Ananias and Saul/Paul: Saul was on the road to Damascus, when Jesus confronted him with a great light and asked him why he was persecuting Him, and then he was blinded. God came to Ananias in a vision, asking him to lay hands on Saul to heal his sight. Though Ananias knew the danger he was walking into, he obeyed. Saul, who’s name was changed to Paul, went on to be one of the most zealous ministers of Christ, committed to bringing the Word of God to the Gentiles (Ac 9).

If these people had asked anyone if it was a good idea to do what they did, they would have never done it. Everyone knows that these things were way too big for them and down right stupid ideas in man’s eyes, right?

Many times I allow my insecurities to dictate God’s ministry, and if the Church is to rise up we have to set aside insecurities and step out in faith. We have to be the people of God who are full of faith. You and I can be the people who God uses to change this world. Instead of us just reading these great stories of others who have done it. Let’s set aside our “can’ts,” “won’ts” and “what ifs” and allow the Lord to use us to write today’s great stories of how He has reached His lost sheep through you and me, by following the Lord’s leadin in our workplaces, communities and families.

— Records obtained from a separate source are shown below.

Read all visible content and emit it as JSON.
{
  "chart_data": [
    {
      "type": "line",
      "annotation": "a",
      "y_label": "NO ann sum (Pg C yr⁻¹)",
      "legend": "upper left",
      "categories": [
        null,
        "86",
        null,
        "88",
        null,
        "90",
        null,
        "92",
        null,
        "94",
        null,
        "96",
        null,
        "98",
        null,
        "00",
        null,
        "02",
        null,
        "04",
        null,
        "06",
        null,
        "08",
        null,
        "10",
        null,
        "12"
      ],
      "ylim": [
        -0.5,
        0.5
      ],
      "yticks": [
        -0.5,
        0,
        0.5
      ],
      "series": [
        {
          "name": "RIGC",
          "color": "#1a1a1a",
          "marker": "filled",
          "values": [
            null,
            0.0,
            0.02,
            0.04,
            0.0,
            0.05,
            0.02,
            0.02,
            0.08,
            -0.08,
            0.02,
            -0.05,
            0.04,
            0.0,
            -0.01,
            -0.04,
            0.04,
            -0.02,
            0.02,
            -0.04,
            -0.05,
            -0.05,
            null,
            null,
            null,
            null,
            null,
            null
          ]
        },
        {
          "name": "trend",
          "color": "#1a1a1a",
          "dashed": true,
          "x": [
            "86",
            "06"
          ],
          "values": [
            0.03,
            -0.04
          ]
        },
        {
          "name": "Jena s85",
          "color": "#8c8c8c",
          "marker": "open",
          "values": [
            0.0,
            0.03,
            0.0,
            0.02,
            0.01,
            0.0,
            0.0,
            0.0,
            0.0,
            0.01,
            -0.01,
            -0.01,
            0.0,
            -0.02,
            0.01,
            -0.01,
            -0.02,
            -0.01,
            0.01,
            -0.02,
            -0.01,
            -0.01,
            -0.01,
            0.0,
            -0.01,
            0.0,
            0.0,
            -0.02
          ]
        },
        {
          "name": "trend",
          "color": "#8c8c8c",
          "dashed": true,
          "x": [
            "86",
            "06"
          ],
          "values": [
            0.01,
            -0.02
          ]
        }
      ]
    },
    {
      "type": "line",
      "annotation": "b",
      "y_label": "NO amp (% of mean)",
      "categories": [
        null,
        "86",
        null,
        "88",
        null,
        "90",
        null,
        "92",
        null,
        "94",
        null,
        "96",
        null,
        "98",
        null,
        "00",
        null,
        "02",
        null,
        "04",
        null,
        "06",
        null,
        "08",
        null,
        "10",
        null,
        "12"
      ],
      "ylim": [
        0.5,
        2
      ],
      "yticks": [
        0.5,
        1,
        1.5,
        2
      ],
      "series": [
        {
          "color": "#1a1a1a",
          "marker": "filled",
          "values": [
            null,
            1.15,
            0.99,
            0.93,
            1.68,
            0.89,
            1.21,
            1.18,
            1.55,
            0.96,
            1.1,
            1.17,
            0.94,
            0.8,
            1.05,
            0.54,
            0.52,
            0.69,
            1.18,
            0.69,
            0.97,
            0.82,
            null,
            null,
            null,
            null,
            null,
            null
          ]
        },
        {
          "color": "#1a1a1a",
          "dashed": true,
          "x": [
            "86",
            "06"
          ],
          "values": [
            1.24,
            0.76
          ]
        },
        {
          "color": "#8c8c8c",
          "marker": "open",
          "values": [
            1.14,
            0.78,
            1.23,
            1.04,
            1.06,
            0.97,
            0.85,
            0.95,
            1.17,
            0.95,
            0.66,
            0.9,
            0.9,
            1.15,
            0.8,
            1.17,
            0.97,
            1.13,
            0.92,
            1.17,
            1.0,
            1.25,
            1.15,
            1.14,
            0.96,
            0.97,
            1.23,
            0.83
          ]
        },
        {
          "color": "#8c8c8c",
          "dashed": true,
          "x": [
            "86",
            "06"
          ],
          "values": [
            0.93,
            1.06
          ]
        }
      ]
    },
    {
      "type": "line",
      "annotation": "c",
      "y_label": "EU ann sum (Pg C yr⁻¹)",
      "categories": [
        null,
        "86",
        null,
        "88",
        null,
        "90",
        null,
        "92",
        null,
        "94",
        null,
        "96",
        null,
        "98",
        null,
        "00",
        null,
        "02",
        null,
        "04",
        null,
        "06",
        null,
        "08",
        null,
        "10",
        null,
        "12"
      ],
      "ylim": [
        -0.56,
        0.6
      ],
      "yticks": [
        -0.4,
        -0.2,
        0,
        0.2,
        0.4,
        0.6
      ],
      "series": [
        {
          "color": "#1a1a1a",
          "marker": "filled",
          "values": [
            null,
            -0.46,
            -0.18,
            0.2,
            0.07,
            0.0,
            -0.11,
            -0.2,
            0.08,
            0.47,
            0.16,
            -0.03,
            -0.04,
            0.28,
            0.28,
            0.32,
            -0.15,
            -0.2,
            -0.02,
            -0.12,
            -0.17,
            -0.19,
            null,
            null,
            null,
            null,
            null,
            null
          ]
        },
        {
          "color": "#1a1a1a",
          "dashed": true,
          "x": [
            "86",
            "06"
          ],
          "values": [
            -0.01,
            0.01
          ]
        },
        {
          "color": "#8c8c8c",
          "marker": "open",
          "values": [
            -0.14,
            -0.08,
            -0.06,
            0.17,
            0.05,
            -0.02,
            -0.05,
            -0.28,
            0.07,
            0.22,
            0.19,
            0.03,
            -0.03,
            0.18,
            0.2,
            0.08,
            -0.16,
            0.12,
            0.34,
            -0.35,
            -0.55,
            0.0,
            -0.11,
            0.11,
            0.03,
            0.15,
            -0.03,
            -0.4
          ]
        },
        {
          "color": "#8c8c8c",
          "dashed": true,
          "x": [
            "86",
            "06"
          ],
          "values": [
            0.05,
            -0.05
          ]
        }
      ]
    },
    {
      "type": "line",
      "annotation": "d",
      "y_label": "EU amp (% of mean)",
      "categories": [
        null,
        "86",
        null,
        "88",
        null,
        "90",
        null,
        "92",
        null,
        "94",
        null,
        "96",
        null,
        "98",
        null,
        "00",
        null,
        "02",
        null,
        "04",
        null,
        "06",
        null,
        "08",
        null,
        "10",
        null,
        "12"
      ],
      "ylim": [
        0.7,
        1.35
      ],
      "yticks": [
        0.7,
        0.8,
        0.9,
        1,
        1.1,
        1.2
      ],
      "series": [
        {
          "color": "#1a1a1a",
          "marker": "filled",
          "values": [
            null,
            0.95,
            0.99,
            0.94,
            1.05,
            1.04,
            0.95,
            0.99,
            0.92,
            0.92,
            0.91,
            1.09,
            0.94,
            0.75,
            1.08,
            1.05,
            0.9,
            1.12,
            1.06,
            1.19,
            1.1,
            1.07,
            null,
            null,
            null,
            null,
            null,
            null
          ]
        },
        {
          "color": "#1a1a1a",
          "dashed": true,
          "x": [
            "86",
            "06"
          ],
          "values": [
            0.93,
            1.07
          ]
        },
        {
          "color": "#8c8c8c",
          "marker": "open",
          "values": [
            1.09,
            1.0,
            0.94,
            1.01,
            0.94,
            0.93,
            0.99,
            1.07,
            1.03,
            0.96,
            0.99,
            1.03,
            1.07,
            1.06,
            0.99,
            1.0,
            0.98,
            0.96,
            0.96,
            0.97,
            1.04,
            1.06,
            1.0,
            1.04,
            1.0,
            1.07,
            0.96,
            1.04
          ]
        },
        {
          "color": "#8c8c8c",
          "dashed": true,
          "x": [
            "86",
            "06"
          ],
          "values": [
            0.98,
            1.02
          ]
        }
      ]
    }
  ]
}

As we enter this New Year, let’s not fool around with New Year’s resolutions. Let’s rather focus on the ministry of Jesus Christ, just as the 12 disciples did. Let’s go to our communities, work places and families, with the resources that God has given us; Let’s preach the Gospel with our words, but even more so with our actions, in that we will be casting out unclean spirits, healing the sick and diseased. Let us not worry about what people will think or say. We serve the King of all kings and through Jesus we have been given authority. Let’s make this a great year of service to Him.